Puoi lavorare sulla customizzazione almeno in 3 fronti ambiti:

  • Prodotti
    Un trend che sembra accomunare molti negozianti (da un’indagine di ZooMark e Assalco), iniziato da qualche anno a questa parte e confermato nel recente passato, è la tendenza di concentrarsi sugli accessori a discapito dei mangimi. In tal senso, sei constretto ad operare delle scelte sul suo catalogo della merce che esponi. Le migliori scelte, a mio modo di vedere, dovrebbero premiare quei prodotti di cui hai ampia profondità di catalogo, più che larghezza. Per dirla in altri termini: meglio avere meno prodotti con innumerevoli varianti, piuttosto che tanti prodotti con poche varianti per ciascuno. Con un catalogo molto profondo, è facile che il cliente trovi ciò che preferisce (il colore che dona alla sua cagnolina, che sia in tinta con il nuovo cappottino, ecc.). Alla profondità di catalogo, che sembra un po’ “surrogato” della customizzazione, andrebbe accostato il mondo della personalizzazione sul punto di vendita.
    Nel caso dei nostri clienti, per esempio, abbiamo constatato che la immediata personalizzazione della targhetta per cane fa crescere di gran lunga il numero di vendite, se messa a confronto con la personalizzazione posticipata a seguito di un ordine raccolto dal negoziante. Avere, quindi, la possibilità di proporre un accessorio che venga personalizzato immediatamente stimola le vendite e la fidelizzazione del cliente. Dove possibile, quindi, opta per quei prodotti che ti danno accesso a questi benefit, quando disponibile.

  • Servizi
    Anche quello dei servizi (in particolare di dog sitting e toelettatura) sembra rappresentare un trend tra i commercianti tuoi colleghi. La personalizzazione dei servizi, per chi li eroga, è un po’ croce e un po’ delizia. Personalizzare un servizio è davvero semplice, se viene fatto su una scala ridotta di clienti. Al crescere degli utilizzatori di un servizio personalizzato - come la consegna a domicilio - diventa però importante per chi lo eroga saperlo fare conservando l’utile (utile = prezzo pagato dal cliente - costo per erogare il servizio). I servizi, poi, dovrebbero essere organizzati tenendo presente il cliente target a cui si riferiscono. Ha senso un servizio di “consulenza alimentare” ad un cliente che acquista il suo quarto pet? e un servizio a domicilio, quale raggio d’azione può aver senso che abbia? tutte riflessioni che dovrebbero essere condotte prima ancora di rendere disponibile il servizio alla clientela.
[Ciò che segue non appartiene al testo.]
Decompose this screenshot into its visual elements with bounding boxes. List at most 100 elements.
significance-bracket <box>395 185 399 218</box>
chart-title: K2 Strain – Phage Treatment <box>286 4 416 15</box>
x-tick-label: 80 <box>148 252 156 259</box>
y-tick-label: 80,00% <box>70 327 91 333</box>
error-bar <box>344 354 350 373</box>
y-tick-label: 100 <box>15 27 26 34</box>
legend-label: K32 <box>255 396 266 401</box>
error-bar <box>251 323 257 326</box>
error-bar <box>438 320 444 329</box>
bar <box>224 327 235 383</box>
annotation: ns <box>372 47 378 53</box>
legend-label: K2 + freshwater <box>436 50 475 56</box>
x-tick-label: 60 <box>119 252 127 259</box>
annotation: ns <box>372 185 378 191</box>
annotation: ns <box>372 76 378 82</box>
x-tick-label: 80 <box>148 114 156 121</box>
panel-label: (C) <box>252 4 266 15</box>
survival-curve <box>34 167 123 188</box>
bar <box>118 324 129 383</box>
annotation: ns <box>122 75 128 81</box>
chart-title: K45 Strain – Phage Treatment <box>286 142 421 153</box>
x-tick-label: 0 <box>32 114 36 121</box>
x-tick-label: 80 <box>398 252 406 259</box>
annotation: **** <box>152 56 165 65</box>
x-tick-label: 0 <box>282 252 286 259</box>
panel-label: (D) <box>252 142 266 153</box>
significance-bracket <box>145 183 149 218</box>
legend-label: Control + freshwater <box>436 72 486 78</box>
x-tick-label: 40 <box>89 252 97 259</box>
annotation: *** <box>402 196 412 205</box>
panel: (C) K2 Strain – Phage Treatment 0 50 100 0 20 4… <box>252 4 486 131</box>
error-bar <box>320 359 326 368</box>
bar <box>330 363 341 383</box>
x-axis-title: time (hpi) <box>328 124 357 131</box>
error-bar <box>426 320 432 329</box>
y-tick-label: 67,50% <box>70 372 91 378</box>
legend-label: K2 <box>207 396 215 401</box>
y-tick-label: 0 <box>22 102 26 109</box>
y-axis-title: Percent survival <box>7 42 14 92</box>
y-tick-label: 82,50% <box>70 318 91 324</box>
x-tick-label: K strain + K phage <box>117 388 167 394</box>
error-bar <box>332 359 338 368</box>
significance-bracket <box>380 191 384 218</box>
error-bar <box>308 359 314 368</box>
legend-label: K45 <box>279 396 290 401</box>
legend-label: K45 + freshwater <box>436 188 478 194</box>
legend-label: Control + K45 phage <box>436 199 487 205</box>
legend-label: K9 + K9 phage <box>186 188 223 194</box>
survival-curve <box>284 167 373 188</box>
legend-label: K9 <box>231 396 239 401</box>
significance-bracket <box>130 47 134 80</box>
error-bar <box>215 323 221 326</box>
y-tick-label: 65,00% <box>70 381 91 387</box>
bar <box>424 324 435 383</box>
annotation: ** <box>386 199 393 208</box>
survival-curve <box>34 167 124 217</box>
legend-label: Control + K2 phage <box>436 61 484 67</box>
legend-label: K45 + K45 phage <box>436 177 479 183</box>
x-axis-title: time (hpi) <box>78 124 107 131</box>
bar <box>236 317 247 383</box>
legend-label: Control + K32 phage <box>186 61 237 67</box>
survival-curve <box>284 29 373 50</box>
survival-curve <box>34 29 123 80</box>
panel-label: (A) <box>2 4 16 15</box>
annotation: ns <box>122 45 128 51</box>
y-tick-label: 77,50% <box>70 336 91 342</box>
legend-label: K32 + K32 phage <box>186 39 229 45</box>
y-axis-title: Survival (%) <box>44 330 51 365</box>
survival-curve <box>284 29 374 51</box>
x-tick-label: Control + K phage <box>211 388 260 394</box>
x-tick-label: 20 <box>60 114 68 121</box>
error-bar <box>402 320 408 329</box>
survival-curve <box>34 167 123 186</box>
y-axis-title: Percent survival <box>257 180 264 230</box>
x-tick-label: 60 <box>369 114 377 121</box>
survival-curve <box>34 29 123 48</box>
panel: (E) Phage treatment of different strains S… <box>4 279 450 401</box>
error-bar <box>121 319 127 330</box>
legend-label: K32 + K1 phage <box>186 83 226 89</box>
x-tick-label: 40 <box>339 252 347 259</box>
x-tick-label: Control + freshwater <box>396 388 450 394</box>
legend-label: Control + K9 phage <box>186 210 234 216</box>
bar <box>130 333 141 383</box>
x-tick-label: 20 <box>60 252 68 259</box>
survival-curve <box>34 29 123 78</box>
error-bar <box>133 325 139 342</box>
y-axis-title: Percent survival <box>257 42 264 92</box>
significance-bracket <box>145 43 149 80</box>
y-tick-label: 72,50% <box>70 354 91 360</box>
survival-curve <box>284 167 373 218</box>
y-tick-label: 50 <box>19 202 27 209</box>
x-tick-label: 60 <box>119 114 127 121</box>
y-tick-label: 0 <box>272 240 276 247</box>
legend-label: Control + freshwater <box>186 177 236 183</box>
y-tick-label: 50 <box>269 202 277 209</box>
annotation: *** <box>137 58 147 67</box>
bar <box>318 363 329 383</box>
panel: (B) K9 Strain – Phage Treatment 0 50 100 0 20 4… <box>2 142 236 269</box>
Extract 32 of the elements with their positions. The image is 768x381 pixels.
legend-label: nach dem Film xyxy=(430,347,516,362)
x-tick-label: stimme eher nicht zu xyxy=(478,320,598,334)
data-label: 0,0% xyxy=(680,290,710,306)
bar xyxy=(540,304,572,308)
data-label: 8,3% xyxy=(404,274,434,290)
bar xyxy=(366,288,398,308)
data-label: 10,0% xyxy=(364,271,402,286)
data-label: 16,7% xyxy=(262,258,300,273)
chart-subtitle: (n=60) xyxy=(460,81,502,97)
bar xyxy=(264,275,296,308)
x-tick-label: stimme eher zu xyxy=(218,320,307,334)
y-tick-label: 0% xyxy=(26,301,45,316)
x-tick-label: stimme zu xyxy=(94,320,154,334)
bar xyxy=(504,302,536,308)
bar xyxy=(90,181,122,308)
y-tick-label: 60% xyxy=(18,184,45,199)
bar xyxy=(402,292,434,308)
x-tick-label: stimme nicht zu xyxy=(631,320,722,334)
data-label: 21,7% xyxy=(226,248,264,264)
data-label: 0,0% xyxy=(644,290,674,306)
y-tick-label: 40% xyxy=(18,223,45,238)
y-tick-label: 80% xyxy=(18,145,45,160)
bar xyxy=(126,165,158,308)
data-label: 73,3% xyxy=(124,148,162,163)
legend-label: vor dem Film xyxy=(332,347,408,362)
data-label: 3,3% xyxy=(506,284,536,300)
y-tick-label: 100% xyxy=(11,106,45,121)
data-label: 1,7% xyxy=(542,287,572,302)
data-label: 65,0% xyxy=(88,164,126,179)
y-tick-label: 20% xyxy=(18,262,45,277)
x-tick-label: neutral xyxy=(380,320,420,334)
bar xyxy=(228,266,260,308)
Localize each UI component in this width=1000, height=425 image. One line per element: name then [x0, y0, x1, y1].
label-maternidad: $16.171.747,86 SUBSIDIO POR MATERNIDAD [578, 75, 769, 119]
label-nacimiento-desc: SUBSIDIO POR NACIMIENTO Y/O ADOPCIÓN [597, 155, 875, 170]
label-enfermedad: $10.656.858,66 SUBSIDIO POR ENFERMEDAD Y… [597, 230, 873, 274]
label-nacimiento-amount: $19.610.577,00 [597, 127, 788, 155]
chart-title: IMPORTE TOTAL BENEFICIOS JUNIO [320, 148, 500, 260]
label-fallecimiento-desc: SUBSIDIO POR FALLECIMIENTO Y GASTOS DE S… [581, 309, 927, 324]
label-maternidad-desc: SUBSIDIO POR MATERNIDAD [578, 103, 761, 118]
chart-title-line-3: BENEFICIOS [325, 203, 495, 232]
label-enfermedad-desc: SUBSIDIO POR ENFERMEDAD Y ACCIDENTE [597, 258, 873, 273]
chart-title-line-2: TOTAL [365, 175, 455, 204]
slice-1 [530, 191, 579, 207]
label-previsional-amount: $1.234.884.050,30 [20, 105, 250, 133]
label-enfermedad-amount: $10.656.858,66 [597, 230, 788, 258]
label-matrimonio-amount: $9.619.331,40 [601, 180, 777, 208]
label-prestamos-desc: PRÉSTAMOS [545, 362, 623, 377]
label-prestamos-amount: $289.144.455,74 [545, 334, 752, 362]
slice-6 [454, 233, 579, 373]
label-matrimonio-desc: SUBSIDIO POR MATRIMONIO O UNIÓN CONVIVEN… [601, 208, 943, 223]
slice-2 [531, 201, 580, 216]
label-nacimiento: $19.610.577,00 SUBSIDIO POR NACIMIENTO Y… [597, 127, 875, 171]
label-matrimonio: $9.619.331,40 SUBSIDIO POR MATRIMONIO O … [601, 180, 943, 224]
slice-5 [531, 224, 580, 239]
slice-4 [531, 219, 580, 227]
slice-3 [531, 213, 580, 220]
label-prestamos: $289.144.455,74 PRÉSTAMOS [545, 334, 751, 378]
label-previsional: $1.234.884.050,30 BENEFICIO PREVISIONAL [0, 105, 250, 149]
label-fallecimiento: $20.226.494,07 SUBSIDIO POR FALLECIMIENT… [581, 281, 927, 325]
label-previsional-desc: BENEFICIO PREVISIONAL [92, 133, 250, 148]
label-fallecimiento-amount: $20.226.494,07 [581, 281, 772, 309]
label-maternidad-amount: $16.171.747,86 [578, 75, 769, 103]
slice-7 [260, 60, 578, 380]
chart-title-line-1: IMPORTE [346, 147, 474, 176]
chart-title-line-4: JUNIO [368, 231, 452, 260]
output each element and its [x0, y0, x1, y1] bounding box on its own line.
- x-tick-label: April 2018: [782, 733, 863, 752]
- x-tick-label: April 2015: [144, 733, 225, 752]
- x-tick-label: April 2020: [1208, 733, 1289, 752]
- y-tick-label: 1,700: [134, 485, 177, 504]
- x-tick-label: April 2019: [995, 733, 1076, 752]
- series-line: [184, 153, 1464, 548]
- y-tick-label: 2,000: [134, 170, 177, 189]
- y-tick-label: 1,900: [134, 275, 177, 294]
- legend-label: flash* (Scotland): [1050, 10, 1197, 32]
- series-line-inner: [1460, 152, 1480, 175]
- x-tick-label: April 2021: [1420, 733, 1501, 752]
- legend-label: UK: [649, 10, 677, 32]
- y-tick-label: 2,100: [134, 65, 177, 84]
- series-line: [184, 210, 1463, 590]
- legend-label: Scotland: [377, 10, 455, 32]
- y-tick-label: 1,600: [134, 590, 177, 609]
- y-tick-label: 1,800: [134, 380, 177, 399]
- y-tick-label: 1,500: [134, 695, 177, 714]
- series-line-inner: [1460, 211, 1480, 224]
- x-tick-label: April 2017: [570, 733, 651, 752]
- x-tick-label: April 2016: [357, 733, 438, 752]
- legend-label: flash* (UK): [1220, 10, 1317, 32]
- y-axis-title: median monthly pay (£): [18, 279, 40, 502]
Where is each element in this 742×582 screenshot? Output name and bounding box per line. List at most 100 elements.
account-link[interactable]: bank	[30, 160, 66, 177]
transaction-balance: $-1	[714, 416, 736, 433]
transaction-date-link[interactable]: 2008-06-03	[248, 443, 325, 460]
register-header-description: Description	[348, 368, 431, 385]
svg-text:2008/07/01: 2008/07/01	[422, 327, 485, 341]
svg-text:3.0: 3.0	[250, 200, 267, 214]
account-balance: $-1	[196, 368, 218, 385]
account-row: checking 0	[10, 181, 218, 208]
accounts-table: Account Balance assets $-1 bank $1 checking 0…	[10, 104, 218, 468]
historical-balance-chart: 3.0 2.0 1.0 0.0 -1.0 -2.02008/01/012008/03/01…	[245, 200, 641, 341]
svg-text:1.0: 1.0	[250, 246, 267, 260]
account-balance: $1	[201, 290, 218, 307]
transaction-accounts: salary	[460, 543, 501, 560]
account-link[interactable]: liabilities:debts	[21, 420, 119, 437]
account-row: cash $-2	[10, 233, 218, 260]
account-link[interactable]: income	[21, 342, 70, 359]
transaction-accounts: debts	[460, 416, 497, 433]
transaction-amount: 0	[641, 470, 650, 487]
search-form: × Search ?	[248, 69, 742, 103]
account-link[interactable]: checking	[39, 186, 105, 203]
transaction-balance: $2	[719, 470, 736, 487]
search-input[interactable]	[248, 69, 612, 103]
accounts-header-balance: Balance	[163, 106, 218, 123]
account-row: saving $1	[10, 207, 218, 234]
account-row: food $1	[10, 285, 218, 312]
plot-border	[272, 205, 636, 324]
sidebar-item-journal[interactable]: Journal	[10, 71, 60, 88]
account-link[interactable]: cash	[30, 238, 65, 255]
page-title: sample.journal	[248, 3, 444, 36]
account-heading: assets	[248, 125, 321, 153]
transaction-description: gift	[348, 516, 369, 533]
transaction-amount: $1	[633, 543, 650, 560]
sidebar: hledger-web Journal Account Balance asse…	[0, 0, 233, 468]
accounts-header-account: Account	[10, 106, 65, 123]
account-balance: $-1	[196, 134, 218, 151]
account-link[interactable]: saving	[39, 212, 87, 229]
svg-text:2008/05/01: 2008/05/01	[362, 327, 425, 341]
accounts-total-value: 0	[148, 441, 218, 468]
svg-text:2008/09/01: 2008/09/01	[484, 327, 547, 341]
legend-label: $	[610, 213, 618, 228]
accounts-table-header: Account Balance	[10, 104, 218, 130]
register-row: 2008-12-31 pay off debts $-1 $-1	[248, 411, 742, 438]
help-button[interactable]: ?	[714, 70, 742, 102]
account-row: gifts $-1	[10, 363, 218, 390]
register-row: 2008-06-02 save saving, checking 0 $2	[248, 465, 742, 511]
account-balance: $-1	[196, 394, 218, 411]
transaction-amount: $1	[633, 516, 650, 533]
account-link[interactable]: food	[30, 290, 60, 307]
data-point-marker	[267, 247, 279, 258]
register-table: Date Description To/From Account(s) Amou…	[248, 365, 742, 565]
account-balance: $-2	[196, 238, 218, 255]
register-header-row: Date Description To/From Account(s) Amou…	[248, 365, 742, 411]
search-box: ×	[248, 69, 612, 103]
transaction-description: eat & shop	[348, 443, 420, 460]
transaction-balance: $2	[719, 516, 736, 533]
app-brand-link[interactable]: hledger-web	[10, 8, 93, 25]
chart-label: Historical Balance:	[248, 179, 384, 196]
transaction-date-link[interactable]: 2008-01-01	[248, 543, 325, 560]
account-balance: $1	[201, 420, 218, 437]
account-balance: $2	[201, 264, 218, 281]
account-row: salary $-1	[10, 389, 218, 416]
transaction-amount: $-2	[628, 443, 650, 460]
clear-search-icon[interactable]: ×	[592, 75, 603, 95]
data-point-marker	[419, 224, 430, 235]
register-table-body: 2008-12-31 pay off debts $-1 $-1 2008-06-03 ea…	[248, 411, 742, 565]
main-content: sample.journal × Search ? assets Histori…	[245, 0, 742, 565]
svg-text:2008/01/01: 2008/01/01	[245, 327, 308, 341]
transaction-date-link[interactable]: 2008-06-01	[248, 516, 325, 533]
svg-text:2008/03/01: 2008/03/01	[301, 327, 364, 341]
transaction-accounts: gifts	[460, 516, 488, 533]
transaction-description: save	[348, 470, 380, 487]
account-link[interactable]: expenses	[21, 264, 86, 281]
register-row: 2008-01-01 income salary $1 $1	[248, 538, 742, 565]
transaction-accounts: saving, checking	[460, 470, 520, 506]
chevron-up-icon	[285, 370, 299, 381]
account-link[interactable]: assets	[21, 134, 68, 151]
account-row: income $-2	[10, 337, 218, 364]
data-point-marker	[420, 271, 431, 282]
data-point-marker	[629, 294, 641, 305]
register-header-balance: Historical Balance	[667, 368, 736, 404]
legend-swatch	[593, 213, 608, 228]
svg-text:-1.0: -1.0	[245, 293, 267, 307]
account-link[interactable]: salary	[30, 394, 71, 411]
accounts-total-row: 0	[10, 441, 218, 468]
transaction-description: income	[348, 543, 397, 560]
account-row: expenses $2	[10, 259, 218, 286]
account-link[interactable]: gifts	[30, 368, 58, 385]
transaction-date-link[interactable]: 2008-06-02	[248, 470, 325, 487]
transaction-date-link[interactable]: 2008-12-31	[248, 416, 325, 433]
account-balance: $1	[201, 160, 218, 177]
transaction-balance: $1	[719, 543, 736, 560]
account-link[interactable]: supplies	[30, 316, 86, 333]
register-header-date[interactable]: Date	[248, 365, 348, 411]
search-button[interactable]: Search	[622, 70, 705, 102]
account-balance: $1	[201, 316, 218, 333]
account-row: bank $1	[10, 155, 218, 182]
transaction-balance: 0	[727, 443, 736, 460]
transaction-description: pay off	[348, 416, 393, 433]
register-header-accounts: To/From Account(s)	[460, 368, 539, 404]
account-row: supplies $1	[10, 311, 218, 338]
  • Esperienza di acquisto
    E’ consuetudine che i bravi baristi ricordino la consumazione preferita dei loro clienti abituali. Ce ne accorgiamo in Italia quando, al bancone del bar in attesa del nostro espresso, sentiamo il barista salutare l’ing. Rossi con un simpatico “Il solito?”.  Quello che il barista sta facendo, è personalizzare l’”esperienza di acquisto” del suo cliente. Le aziende, solitamente, per poter riuscire in questa iniziativa si dotano di software appositi (detti CRM, che sta per Customer Relationship Management) che diventano tanto più importanti, quanto più il numero di clienti si fa grande. Online si trovano molti CRM, anche gratuiti, che puoi pensare di adottare. Il CRM ti consente di personalizzare l’epserienza di acquisto del tuo cliente, appuntandoti il nome del suo amico peloso, le sue preferenze alimentari e la data della sua ultima visita in negozio. Organizzando i dati con esattezza, potrai inoltre rilevare dei raggruppamenti di clienti e scoprire quelli che sono da sviluppare o su cui conviene invece rimandare un’attività mirata. Per ottenere i dati dai tuoi clienti, hai molti modi a disposizione. Quello che negli ultimi anni si è diffuso su larga scale è quello relativo alla tessera fedeltà ma te ne possono venire in mente molti altri, pensandoci su un momento.

 

Conclusione

Quello della personalizzazione è un tema che dovrebbe stare a cuore a tutte le realtà che operano con il consumatore finale. La personalizzazione dei prodotti, naturalmente, passa dalla selezione dei fornitori che più di tutti hanno colto questa “abitudine di consumo”. Per ciò che concerne l’erogazione di serivizi personalizzati, invece, va posta la giusta attenzione per evitare che diventino un boomerang (sotto il profilo imprenditoriale).

Con la personalizzazione si dà modo al cliente di lasciare una sua traccia, un sengo che lo renda peculiare ed ineguagliabile e consenta di affermare con gratificazione la sua unicità.